I’ve heard people criticize doctors for not counseling their patients more about the benefits of diet and exercise. Yet, I’m not convinced most patients don’t already know they’re out of shape. After all, the patients in question are the ones who buy their clothing and perhaps comprehend their clothing sizes are double-digit numbers. I’ve asked a doctor I know if he ever has to just be blunt with a patient. He said yes, belatedly telling one patient, “you didn’t get this way overnight.” As an aside, I’m not convinced this particular physician knows a lot about nutrition. He’s not alone, however. One physician had this to say:
When I ask my patients what they eat, they are often surprised. Most tell me no one has asked before – and certainly not their doctor.
To ignore food is not simply an oversight, it is a failure in care because what we eat has a profound effect on our health. Poor nutrition is a cause or major contributor to at least 80% of illnesses including cardiovascular disease and diabetes.
So why does food take a back seat to everything else? Here’s the dirty little secret: most doctors don’t discuss nutrition because they have no training in it. That should shock you, especially given how critical good nutrition is to prevention and healing.
During my 14 years of medical training at institutions that included Mayo Clinic and Johns Hopkins, the total time devoted to nutrition education was a whopping – wait for it – 0 hours. That’s not a typo. Zero. In a specialty, cardiology, that largely treats disease caused by lifestyle. Medical schools and residency programs are beginning to incorporate nutrition into their curriculum, but we’re a long way from doctors actually being as expert in advising which foods to eat as they are in advising which drugs to take.
An article in the Chicago Tribune proclaimed, “Doctors not taught to discuss diet, nutrition with patients.” An article in The Hill argues, “Our diets are killing us and doctors aren’t trained to help.” The Guardian says, “Doctors ‘know too little about nutrition and exercise’,” while The Washington Post said “Your doctor says he doesn’t know enough about nutrition or exercise.” Indeed, USA Today reports:
Only 14% of doctors feel qualified to talk to patients about food. The American Heart Association recently issued a scientific statement calling for improved nutrition training for doctors. But education is only a part of the problem — financial incentives also keep food out of medicine.

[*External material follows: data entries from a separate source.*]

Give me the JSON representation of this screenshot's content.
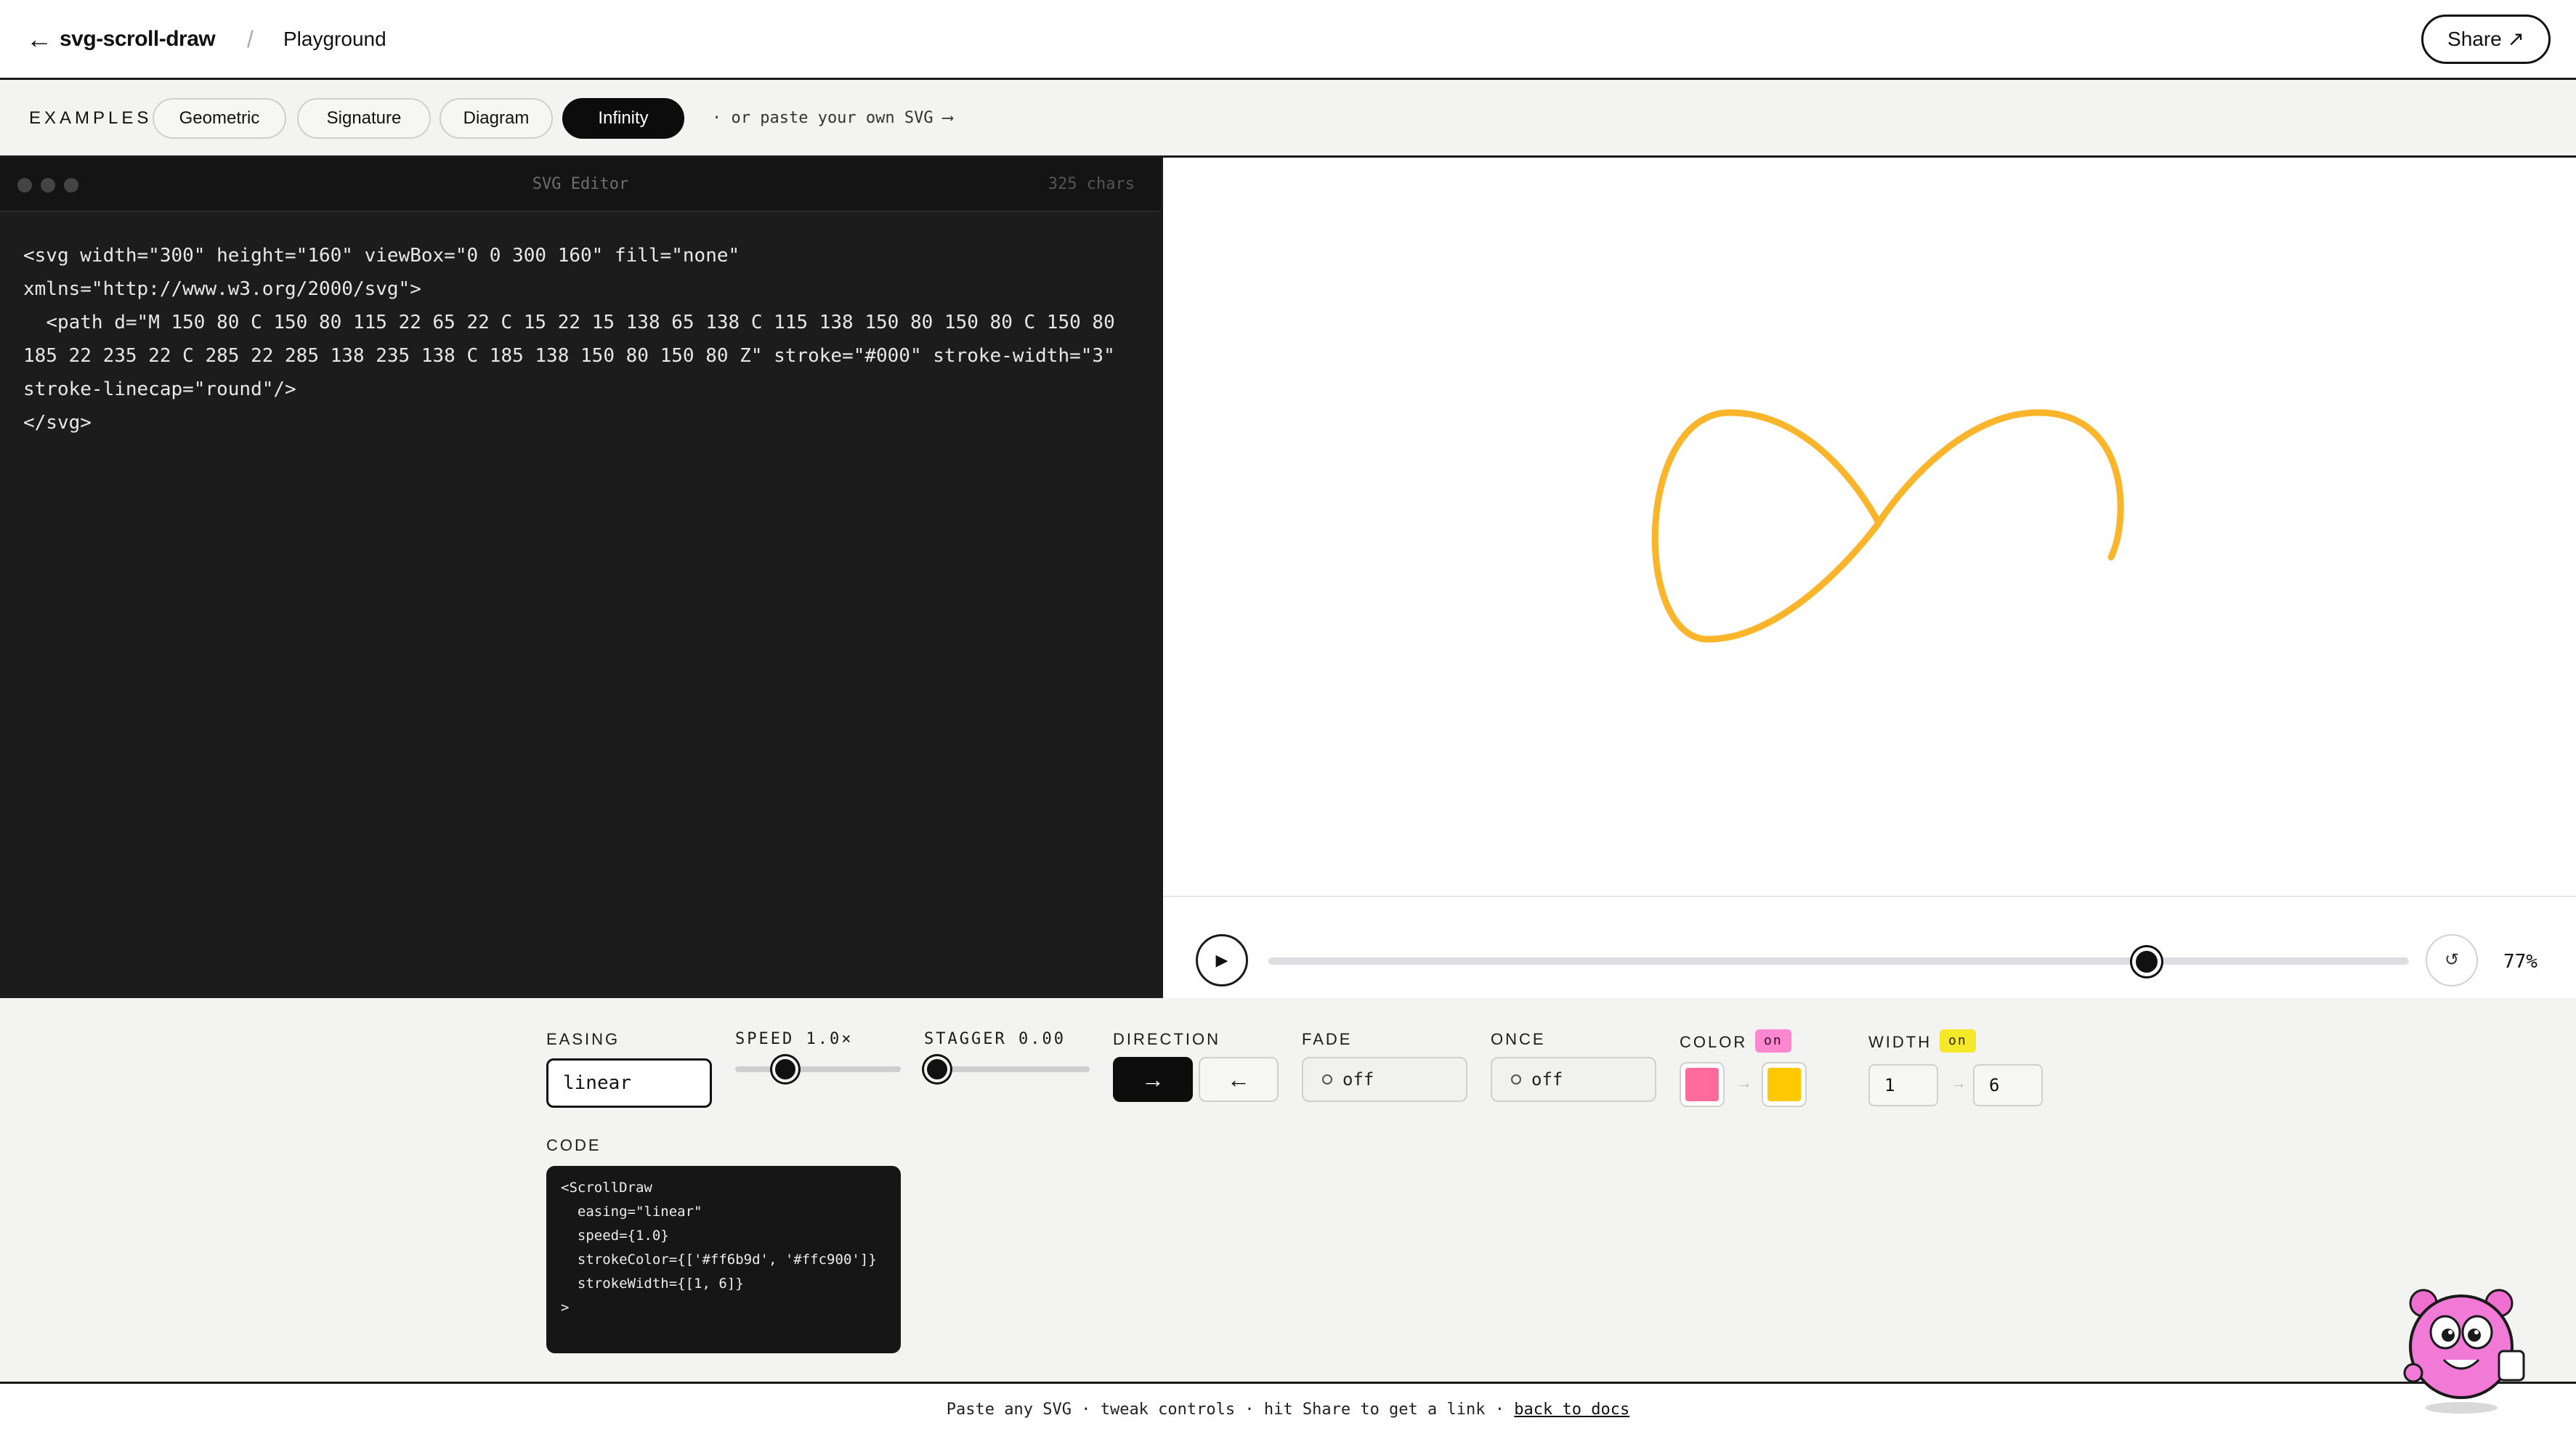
{
  "header": {
    "back_icon": "arrow-left-icon",
    "brand": "svg-scroll-draw",
    "separator": "/",
    "page": "Playground",
    "share_label": "Share ↗"
  },
  "examples": {
    "label": "EXAMPLES",
    "items": [
      "Geometric",
      "Signature",
      "Diagram",
      "Infinity"
    ],
    "active": "Infinity",
    "paste_hint": "· or paste your own SVG ⟶"
  },
  "editor": {
    "title": "SVG Editor",
    "char_count": "325 chars",
    "code": "<svg width=\"300\" height=\"160\" viewBox=\"0 0 300 160\" fill=\"none\"\nxmlns=\"http://www.w3.org/2000/svg\">\n  <path d=\"M 150 80 C 150 80 115 22 65 22 C 15 22 15 138 65 138 C 115 138 150 80 150 80 C 150 80\n185 22 235 22 C 285 22 285 138 235 138 C 185 138 150 80 150 80 Z\" stroke=\"#000\" stroke-width=\"3\"\nstroke-linecap=\"round\"/>\n</svg>"
  },
  "preview": {
    "stroke_color": "#fbb52a",
    "play_icon": "▶",
    "reset_icon": "↺",
    "progress": 0.77,
    "progress_label": "77%"
  },
  "controls": {
    "easing": {
      "label": "EASING",
      "value": "linear"
    },
    "speed": {
      "label": "SPEED 1.0×",
      "value": 1.0
    },
    "stagger": {
      "label": "STAGGER 0.00",
      "value": 0.0
    },
    "direction": {
      "label": "DIRECTION",
      "forward": "→",
      "backward": "←",
      "selected": "forward"
    },
    "fade": {
      "label": "FADE",
      "value": "off"
    },
    "once": {
      "label": "ONCE",
      "value": "off"
    },
    "color": {
      "label": "COLOR",
      "badge": "on",
      "from": "#ff6b9d",
      "to": "#ffc900",
      "arrow": "→"
    },
    "width": {
      "label": "WIDTH",
      "badge": "on",
      "from": "1",
      "to": "6",
      "arrow": "→"
    },
    "code": {
      "label": "CODE",
      "snippet": "<ScrollDraw\n  easing=\"linear\"\n  speed={1.0}\n  strokeColor={['#ff6b9d', '#ffc900']}\n  strokeWidth={[1, 6]}\n>"
    }
  },
  "footer": {
    "text": "Paste any SVG · tweak controls · hit Share to get a link · ",
    "link": "back to docs"
  }
}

In academic research, whole foods get less money and attention than drugs even though studies show that food can dramatically affect health. Because there is no intellectual property involved in prescribing food, companies are not interested in funding scientists to study it. And in contrast to drug research, nutrition research is harder to conduct and interpret, making it more confusing and easy to ignore. Modern evidence-based medicine calls for high quality studies, known as randomized controlled trials (RCTs), to back up new treatments. Interest in RCTs grew by the mid-20th century, as the pharmaceutical industry allied with medical establishments.
It probably goes beyond a lack of financial incentives to investigate and prescribe a healthy diet. Patients too like the idea of a pharmaceutical fix. Following a healthy diet and exercise are hard, whereas popping a pill is easy. Nowadays a new type of diabetes drug, an injected peptide, is working wonders for people who overeat. Some have said they now forget to eat.

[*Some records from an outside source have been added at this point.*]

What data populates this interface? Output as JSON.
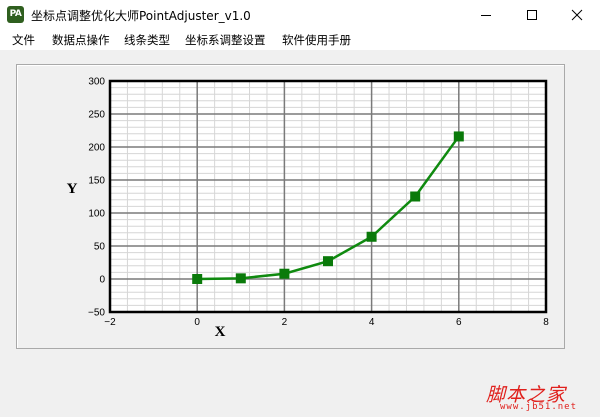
{
  "window": {
    "title": "坐标点调整优化大师PointAdjuster_v1.0",
    "app_icon_text": "PA"
  },
  "menu": {
    "items": [
      {
        "label": "文件"
      },
      {
        "label": "数据点操作"
      },
      {
        "label": "线条类型"
      },
      {
        "label": "坐标系调整设置"
      },
      {
        "label": "软件使用手册"
      }
    ]
  },
  "colors": {
    "series": "#0f8a0f",
    "marker": "#0a7a0a",
    "grid_major": "#7a7a7a",
    "grid_minor": "#d6d6d6",
    "plot_border": "#000000",
    "watermark": "#e0201c"
  },
  "chart_data": {
    "type": "line",
    "title": "",
    "xlabel": "X",
    "ylabel": "Y",
    "xlim": [
      -2,
      8
    ],
    "ylim": [
      -50,
      300
    ],
    "x_ticks": [
      -2,
      0,
      2,
      4,
      6,
      8
    ],
    "y_ticks": [
      -50,
      0,
      50,
      100,
      150,
      200,
      250,
      300
    ],
    "grid": true,
    "series": [
      {
        "marker": "square",
        "x": [
          0,
          1,
          2,
          3,
          4,
          5,
          6
        ],
        "y": [
          0,
          1,
          8,
          27,
          64,
          125,
          216
        ]
      }
    ]
  },
  "watermark": {
    "main": "脚本之家",
    "sub": "www.jb51.net"
  }
}
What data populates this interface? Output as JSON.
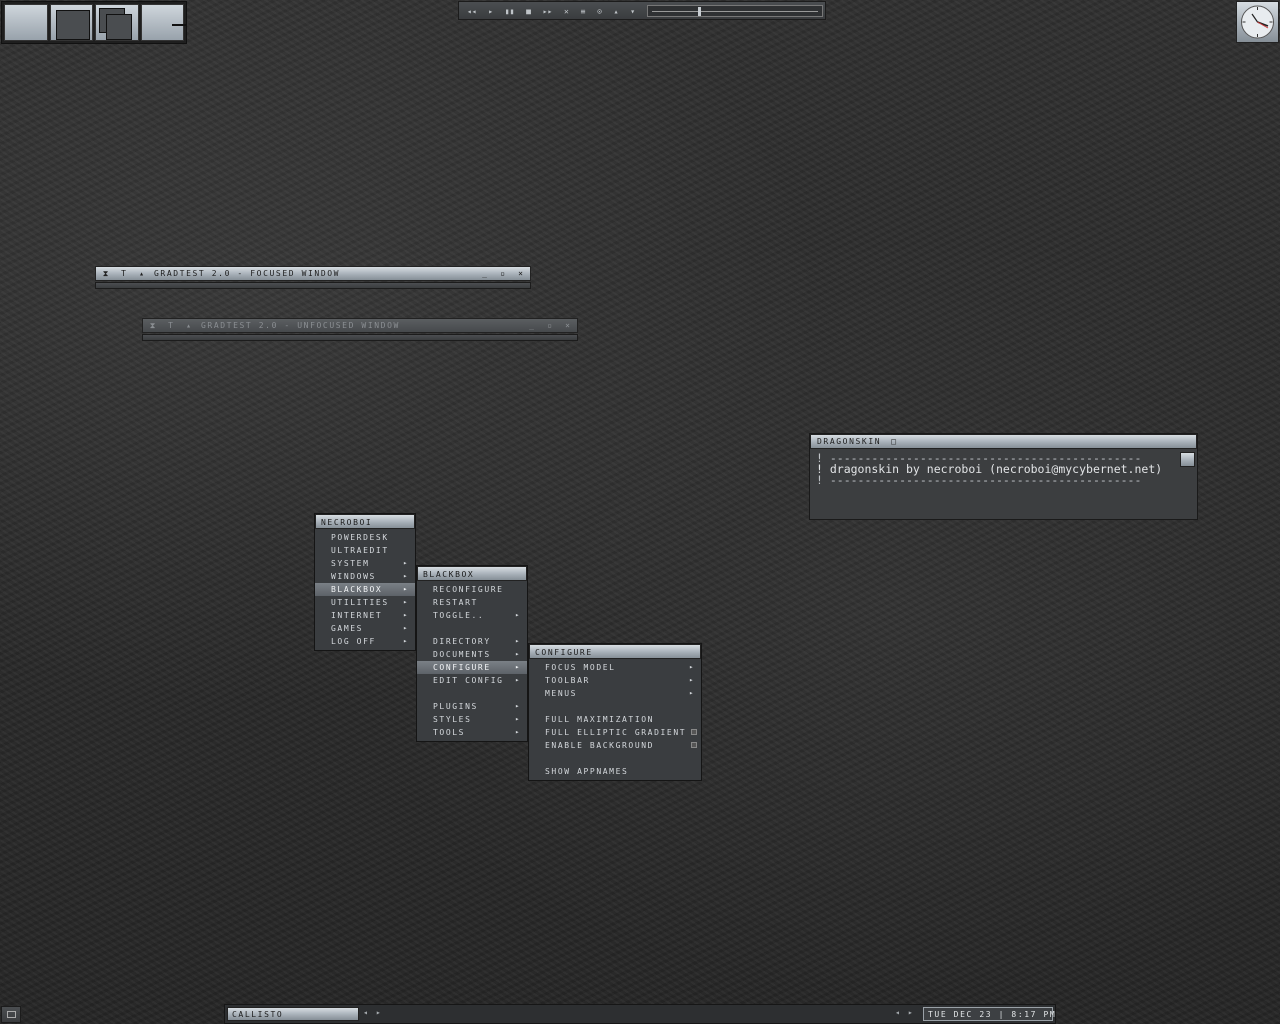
{
  "toolbar_top": {
    "media_controls": [
      "◂◂",
      "▸",
      "▮▮",
      "■",
      "▸▸",
      "✕",
      "≡",
      "⊙",
      "▴",
      "▾"
    ],
    "volume_level_fraction": 0.28
  },
  "windows": {
    "focused": {
      "title": "GRADTEST 2.0 - FOCUSED WINDOW"
    },
    "unfocused": {
      "title": "GRADTEST 2.0 - UNFOCUSED WINDOW"
    },
    "buttons": {
      "iconify": "_",
      "maximize": "▫",
      "close": "×",
      "shade": "▴",
      "stick": "T",
      "menu": "⧗"
    }
  },
  "dragonskin": {
    "title": "DRAGONSKIN",
    "title_icon": "□",
    "lines": [
      "! ---------------------------------------------",
      "! dragonskin by necroboi (necroboi@mycybernet.net)",
      "! ---------------------------------------------"
    ]
  },
  "menu_root": {
    "title": "NECROBOI",
    "items": [
      {
        "label": "POWERDESK",
        "arrow": ""
      },
      {
        "label": "ULTRAEDIT",
        "arrow": ""
      },
      {
        "label": "SYSTEM",
        "arrow": "▸"
      },
      {
        "label": "WINDOWS",
        "arrow": "▸"
      },
      {
        "label": "BLACKBOX",
        "arrow": "▸"
      },
      {
        "label": "UTILITIES",
        "arrow": "▸"
      },
      {
        "label": "INTERNET",
        "arrow": "▸"
      },
      {
        "label": "GAMES",
        "arrow": "▸"
      },
      {
        "label": "LOG OFF",
        "arrow": "▸"
      }
    ]
  },
  "menu_blackbox": {
    "title": "BLACKBOX",
    "items": [
      {
        "label": "RECONFIGURE",
        "arrow": ""
      },
      {
        "label": "RESTART",
        "arrow": ""
      },
      {
        "label": "TOGGLE..",
        "arrow": "▸"
      },
      {
        "label": "",
        "arrow": ""
      },
      {
        "label": "DIRECTORY",
        "arrow": "▸"
      },
      {
        "label": "DOCUMENTS",
        "arrow": "▸"
      },
      {
        "label": "CONFIGURE",
        "arrow": "▸"
      },
      {
        "label": "EDIT CONFIG",
        "arrow": "▸"
      },
      {
        "label": "",
        "arrow": ""
      },
      {
        "label": "PLUGINS",
        "arrow": "▸"
      },
      {
        "label": "STYLES",
        "arrow": "▸"
      },
      {
        "label": "TOOLS",
        "arrow": "▸"
      }
    ]
  },
  "menu_configure": {
    "title": "CONFIGURE",
    "items": [
      {
        "label": "FOCUS MODEL",
        "arrow": "▸"
      },
      {
        "label": "TOOLBAR",
        "arrow": "▸"
      },
      {
        "label": "MENUS",
        "arrow": "▸"
      },
      {
        "label": "",
        "arrow": ""
      },
      {
        "label": "FULL MAXIMIZATION",
        "arrow": ""
      },
      {
        "label": "FULL ELLIPTIC GRADIENT",
        "arrow": ""
      },
      {
        "label": "ENABLE BACKGROUND",
        "arrow": ""
      },
      {
        "label": "",
        "arrow": ""
      },
      {
        "label": "SHOW APPNAMES",
        "arrow": ""
      }
    ]
  },
  "taskbar": {
    "workspace": "CALLISTO",
    "nav_left": "◂ ▸",
    "nav_right": "◂ ▸",
    "clock": "TUE DEC 23 | 8:17 PM"
  }
}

Now that it’s years too late the Wall Street Journal reports medical schools are boosting the teaching of healthy behaviors to fight chronic disease.

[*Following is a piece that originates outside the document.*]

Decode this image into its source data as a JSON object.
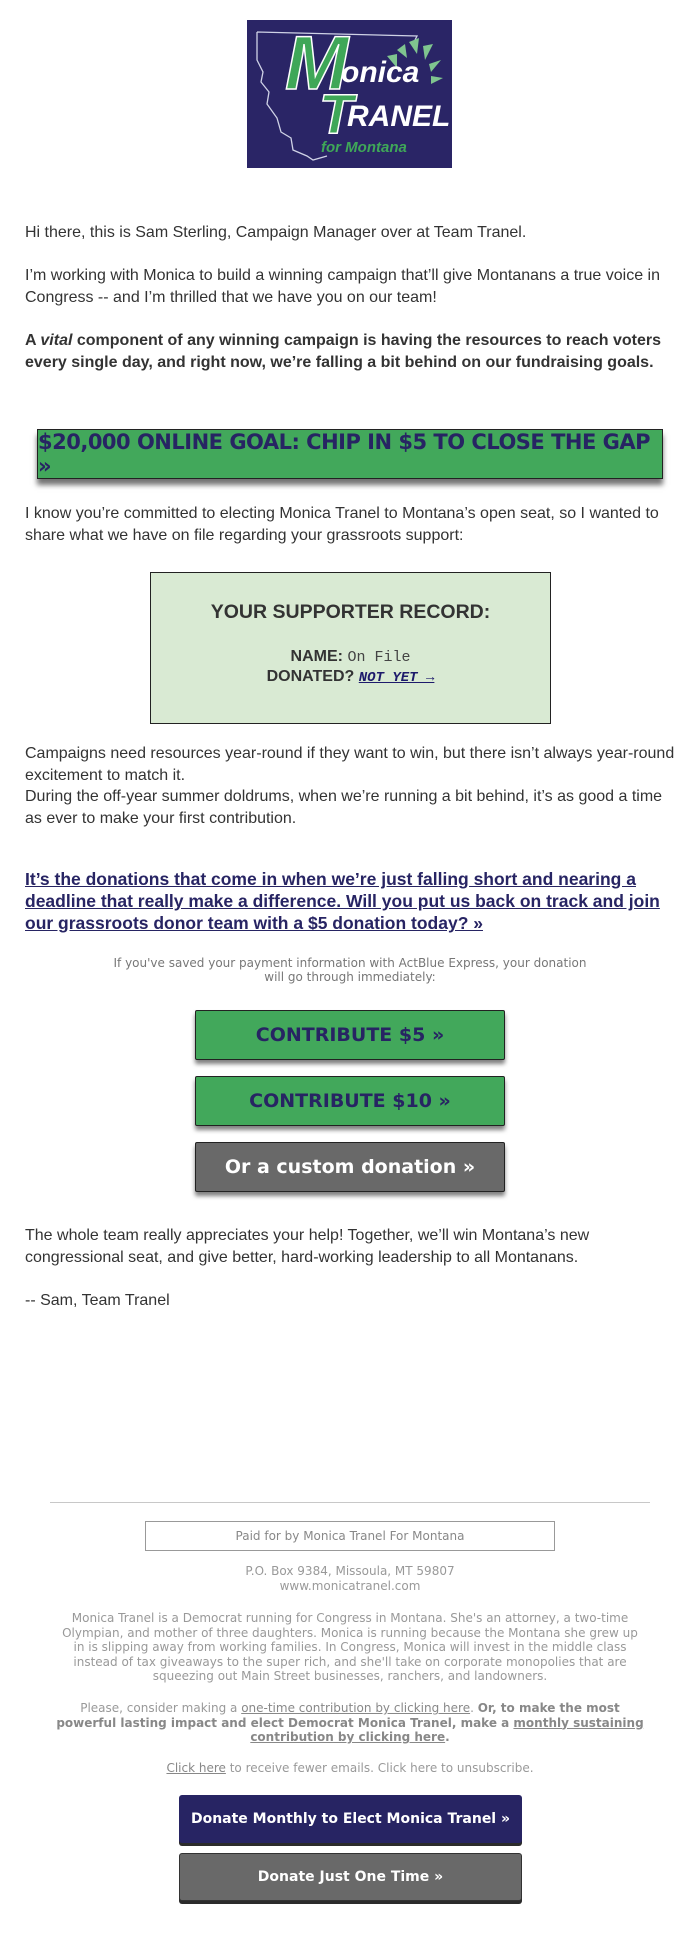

An ounce of prevention may be worth a pound of cure, but medical schools have traditionally given little weight to instruction on how to help patients live healthier lives.
“Incorporating lifestyle medicine into medical-school curricula can resolve the inadequacies that exist in preparing physicians for the growing challenge of chronic disease,” says Jennifer Trilk, professor of biomedical sciences and director of lifestyle-medicine programs at the University of South Carolina School of Medicine Greenville, which in 2017 became the first medical school in the U.S. to incorporate more than 80 hours of lifestyle-medicine training over four years of undergraduate education.
One problem is that nutrition classes are generally reserved for undergraduate studies and there is already a lot of curricula students must learn to get accepted to medical school. Another problem is that since only a few medical schools teach nutrition, the knowledge is unlikely to help students get accepted to medical school. Others point out that knowledge doctors were required to memorize in the past is now available with a few clicks on a cellphone screen. Instead of memorizing things that can be referenced quickly using everyday technology, why not use some of that teaching real world prevention.